While education cuts are being driven by state budget shortfalls, consequences for gifted programs have been deeper and more widespread, experts say, due to the effects of the comprehensive No Child Left Behind Law, enacted in 2001.

"The law, though rightfully praised for its goals to raise struggling children to proficient levels, virtually omits mention of gifted education," Ybarra said. "Left vulnerable for that reason, gifted programs across the nation are ending."

Although all gifted students are hit by such cuts, experts believe the brunt is borne by minority and low-income students clustered in urban schools.

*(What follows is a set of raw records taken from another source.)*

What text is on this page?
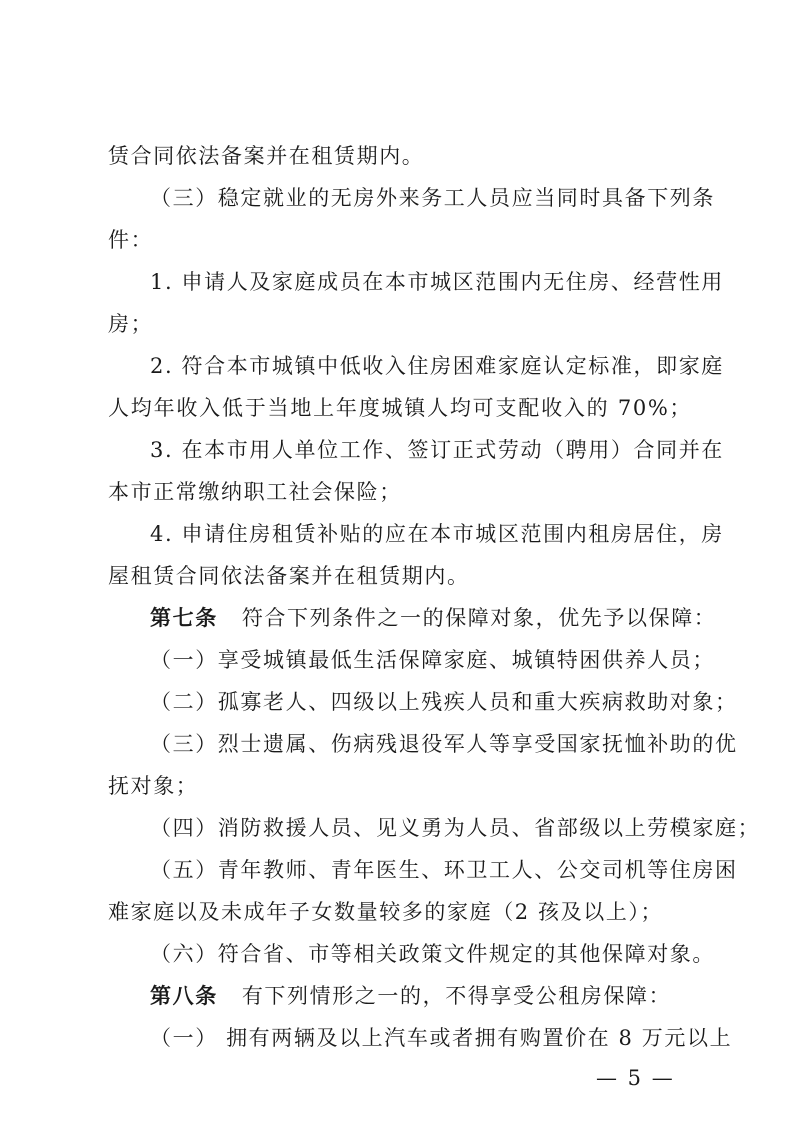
赁合同依法备案并在租赁期内。
（三）稳定就业的无房外来务工人员应当同时具备下列条
件：
1. 申请人及家庭成员在本市城区范围内无住房、经营性用
房；
2. 符合本市城镇中低收入住房困难家庭认定标准，即家庭
人均年收入低于当地上年度城镇人均可支配收入的 70%；
3. 在本市用人单位工作、签订正式劳动（聘用）合同并在
本市正常缴纳职工社会保险；
4. 申请住房租赁补贴的应在本市城区范围内租房居住，房
屋租赁合同依法备案并在租赁期内。
第七条 符合下列条件之一的保障对象，优先予以保障：
（一）享受城镇最低生活保障家庭、城镇特困供养人员；
（二）孤寡老人、四级以上残疾人员和重大疾病救助对象；
（三）烈士遗属、伤病残退役军人等享受国家抚恤补助的优
抚对象；
（四）消防救援人员、见义勇为人员、省部级以上劳模家庭；
（五）青年教师、青年医生、环卫工人、公交司机等住房困
难家庭以及未成年子女数量较多的家庭（2 孩及以上）；
（六）符合省、市等相关政策文件规定的其他保障对象。
第八条 有下列情形之一的，不得享受公租房保障：
（一） 拥有两辆及以上汽车或者拥有购置价在 8 万元以上
— 5 —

Unlike suburban middle-class families, low- and modest-income households can lack the knowledge base and expendable family dollars to seek special gifted education programs outside school to replace discontinued public gifted programs.

"Such students are caught by their circumstances," Ybarra said. "We at CTY believe that it's a critical part of our mission to find such promising students."

While gifted programs in schools are declining, special programs, such as Hopkins' CTY, increasingly are serving students beyond their original, largely suburban populations. Last year, 10.4 percent of the students in CTY's summer programs came from groups historically underrepresented in gifted programs — an increase from 1 percent in 1998. Since that time, more than 260 Baltimore City school students have enrolled on full scholarship, with financial awards totaling $670,000.

"We're encouraged by the increase and are striving to do even better," Ybarra said.

Financial support from such philanthropies as conference co-sponsor Goldman Sachs Foundation is giving energetic life to this new influx of students. In addition to student aid, the foundation has encouraged CTY to pursue innovative new programs. In one, CTY students learn formal business methodologies from M.B.A. students and Goldman Sachs executives, and then appear before a jury of senior Goldman Sachs executives to present detailed plans of their "dream businesses."

A key goal of the foundation is to place into the national pipeline increased numbers of students from historically underserved groups, and prepare those students for high-impact careers and lives.

Said Stephanie Bell-Rose, president of the Goldman Sachs Foundation, "There are huge practical consequences for our nation and our future generations if we fail to cultivate the minds of our nation's brightest students from every background. Lose them, and we lose a precious national resource: the ingenuity, creativity and perseverance that have been hallmarks of the American spirit."

The conference is co-sponsored by the Johns Hopkins University Center for Talented Youth and the Goldman Sachs Foundation, in collaboration with the Johns Hopkins Council on K-12 Education.